From above, notice the 14 and 15th records: they were previously `NaN`. After using the `SimpleImputer` transformer, the `NaN` values were replaced with the median values of `sepal_length` and `sepal_width`.

## Combine the two pipelines into one

In [11]:
data_prep_mapper = Pipeline(steps=[
    ("missing", missing_mapper),
    ("impute", impute_mapper)
])

In [12]:
data_prep_mapper.fit(X_train).transform(X_train)[0:15]
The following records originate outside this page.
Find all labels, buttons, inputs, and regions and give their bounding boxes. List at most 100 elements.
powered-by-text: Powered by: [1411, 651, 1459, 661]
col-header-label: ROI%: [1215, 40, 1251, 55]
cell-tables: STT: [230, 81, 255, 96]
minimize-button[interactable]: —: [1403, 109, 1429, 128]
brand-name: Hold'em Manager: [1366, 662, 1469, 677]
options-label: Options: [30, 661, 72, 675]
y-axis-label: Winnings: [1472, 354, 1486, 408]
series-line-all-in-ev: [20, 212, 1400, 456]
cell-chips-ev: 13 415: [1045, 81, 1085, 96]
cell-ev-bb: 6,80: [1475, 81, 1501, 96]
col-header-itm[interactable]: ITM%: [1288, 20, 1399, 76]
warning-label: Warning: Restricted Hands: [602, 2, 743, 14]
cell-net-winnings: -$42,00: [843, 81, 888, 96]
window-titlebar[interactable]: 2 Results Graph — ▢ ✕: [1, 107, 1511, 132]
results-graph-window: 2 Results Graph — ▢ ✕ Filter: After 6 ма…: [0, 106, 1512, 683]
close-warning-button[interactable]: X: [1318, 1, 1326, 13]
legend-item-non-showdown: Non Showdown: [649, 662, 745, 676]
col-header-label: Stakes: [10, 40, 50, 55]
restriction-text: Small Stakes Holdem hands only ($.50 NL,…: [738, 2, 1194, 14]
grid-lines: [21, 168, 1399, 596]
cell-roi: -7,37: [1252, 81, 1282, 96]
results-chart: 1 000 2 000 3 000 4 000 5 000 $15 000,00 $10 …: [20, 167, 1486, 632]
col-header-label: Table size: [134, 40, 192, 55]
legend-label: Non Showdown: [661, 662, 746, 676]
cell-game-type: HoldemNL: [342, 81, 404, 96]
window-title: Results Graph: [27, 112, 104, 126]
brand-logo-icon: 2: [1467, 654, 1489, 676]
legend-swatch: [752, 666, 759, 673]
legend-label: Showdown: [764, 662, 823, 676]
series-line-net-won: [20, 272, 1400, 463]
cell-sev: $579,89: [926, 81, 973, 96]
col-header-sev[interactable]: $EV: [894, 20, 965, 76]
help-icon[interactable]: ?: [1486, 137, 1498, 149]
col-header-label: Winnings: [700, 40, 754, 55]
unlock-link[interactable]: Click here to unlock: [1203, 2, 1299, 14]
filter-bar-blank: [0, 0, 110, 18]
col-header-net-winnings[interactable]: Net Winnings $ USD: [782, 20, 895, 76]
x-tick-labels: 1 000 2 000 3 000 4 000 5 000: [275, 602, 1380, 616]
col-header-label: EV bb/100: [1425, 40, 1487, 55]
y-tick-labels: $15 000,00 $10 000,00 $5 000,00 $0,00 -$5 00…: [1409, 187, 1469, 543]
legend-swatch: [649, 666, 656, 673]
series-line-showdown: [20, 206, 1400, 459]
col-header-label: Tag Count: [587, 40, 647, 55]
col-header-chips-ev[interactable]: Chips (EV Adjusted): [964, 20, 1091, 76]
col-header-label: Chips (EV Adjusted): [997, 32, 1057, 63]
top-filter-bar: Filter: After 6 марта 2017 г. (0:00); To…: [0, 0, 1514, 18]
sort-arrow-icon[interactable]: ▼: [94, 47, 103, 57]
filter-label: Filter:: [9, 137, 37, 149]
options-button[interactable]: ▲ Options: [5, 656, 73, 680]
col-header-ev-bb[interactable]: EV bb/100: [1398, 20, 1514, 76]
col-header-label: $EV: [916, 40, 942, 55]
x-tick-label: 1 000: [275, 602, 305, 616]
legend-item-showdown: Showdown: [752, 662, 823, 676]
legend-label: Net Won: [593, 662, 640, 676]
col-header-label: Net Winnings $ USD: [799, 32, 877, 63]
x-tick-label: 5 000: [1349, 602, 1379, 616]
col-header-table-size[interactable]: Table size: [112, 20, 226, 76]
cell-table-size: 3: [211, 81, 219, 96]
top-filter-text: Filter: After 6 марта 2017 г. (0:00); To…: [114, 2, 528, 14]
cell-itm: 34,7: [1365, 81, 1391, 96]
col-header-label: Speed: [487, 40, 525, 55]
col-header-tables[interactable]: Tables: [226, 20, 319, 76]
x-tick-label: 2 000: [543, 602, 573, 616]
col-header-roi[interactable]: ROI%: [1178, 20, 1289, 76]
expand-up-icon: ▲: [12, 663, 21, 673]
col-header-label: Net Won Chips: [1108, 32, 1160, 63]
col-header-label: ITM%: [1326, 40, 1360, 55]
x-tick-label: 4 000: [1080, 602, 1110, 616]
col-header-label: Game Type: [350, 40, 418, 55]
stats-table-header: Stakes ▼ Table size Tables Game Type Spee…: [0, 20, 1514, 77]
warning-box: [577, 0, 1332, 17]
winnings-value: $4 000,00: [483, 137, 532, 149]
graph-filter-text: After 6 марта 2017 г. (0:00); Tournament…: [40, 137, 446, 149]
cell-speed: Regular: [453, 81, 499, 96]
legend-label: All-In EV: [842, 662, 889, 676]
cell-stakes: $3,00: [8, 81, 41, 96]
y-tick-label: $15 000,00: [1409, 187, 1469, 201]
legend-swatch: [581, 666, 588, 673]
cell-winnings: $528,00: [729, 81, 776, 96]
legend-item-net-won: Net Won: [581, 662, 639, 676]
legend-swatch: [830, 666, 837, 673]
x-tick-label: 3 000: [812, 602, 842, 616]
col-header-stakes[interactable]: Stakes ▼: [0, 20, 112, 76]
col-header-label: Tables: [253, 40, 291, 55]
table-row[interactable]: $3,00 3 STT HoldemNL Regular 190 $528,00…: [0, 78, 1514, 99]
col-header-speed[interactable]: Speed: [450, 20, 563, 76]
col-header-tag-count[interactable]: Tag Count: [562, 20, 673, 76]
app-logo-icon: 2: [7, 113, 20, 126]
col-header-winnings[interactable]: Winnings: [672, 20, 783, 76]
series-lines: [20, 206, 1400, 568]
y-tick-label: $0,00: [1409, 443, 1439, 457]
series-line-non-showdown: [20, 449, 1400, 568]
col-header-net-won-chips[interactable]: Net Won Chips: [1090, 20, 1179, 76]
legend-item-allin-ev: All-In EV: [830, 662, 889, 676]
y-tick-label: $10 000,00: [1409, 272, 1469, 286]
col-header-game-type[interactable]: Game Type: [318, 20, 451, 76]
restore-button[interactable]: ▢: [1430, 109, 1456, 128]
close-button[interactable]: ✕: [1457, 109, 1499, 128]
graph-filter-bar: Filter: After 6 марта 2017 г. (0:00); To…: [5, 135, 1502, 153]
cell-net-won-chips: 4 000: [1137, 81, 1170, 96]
array([[6.1, 2.8, 4.7, 1.2, 0. , 0. ],
       [4.8, 3.1, 1.6, 0.2, 0. , 0. ],
       [5.1, 2.5, 3. , 1.1, 0. , 0. ],
       [5.5, 3.5, 1.3, 0.2, 0. , 0. ],
       [4.9, 3. , 1.4, 0.2, 0. , 0. ],
       [5.9, 3. , 5.1, 1.8, 0. , 0. ],
       [5. , 3.6, 1.4, 0.2, 0. , 0. ],
       [6.3, 3.3, 6. , 2.5, 0. , 0. ],
       [5.6, 2.9, 3.6, 1.3, 0. , 0. ],
       [7.7, 3. , 6.1, 2.3, 0. , 0. ],
       [5.4, 3.9, 1.7, 0.4, 0. , 0. ],
       [5.3, 3.7, 1.5, 0.2, 0. , 0. ],
       [6.4, 2.8, 5.6, 2.2, 0. , 0. ],
       [5.7, 3. , 1.5, 0.2, 1. , 1. ],
       [5.7, 3. , 3.9, 1.1, 1. , 1. ]])

## Now let's take this up by perfoming all the preprocessing steps prior to building a `DecisionTreeClassifier` model

This model will help us classify which species a flower is from `X_test`

In [13]:
# build classifier
dt_clf = DecisionTreeClassifier(random_state=2019,
                                min_samples_leaf=30,
                                criterion="gini",
                                min_samples_split=2)

In [14]:
# build pipeline
pipe = Pipeline(steps=[
    ("dataprep", data_prep_mapper),
    ("model", dt_clf)
])

Fit `X_train` and `y_train` onto the `pipe` object

In [15]:
pipe.fit(X_train, y_train)

Pipeline(memory=None,
         steps=[('dataprep',
                 Pipeline(memory=None,
                          steps=[('missing',
                                  Pipeline(memory=None,
                                           steps=[('missing_sl',
                                                   IsMissing(col_name='sepal_length')),
                                                  ('missing_sw',
                                                   IsMissing(col_name='sepal_width'))],
                                           verbose=False)),
                                 ('impute',
                                  ColumnTransformer(n_jobs=None,
                                                    remainder='passthrough',
                                                    sparse_threshold=0.3,
                                                    transformer_weights=None,
                                                    transformers=[('i...
                                

Use the `pipe` object to make predictions on `X_test`

In [16]:
y_pred = pipe.predict(X_test)

Examine the first 10 predictions of our multi-class classifier!

In [17]:
y_pred[0:10]

array(['setosa', 'setosa', 'virginica', 'versicolor', 'virginica',
       'setosa', 'virginica', 'setosa', 'versicolor', 'virginica'],
      dtype=object)

Compare with `y_test`

In [18]:
y_test[0:10]

42         setosa
20         setosa
124     virginica
87     versicolor
107     virginica
40         setosa
111     virginica
46         setosa
84     versicolor
147     virginica
Name: species, dtype: object

## Conclusion

You now know how to take advantage of `Pipeline` objects to stop duplicating your preprocessing steps in the training and testing sets. I hope this helps you take advantage of yet another module built into `scikit-learn` to help improve your machine learning workflow!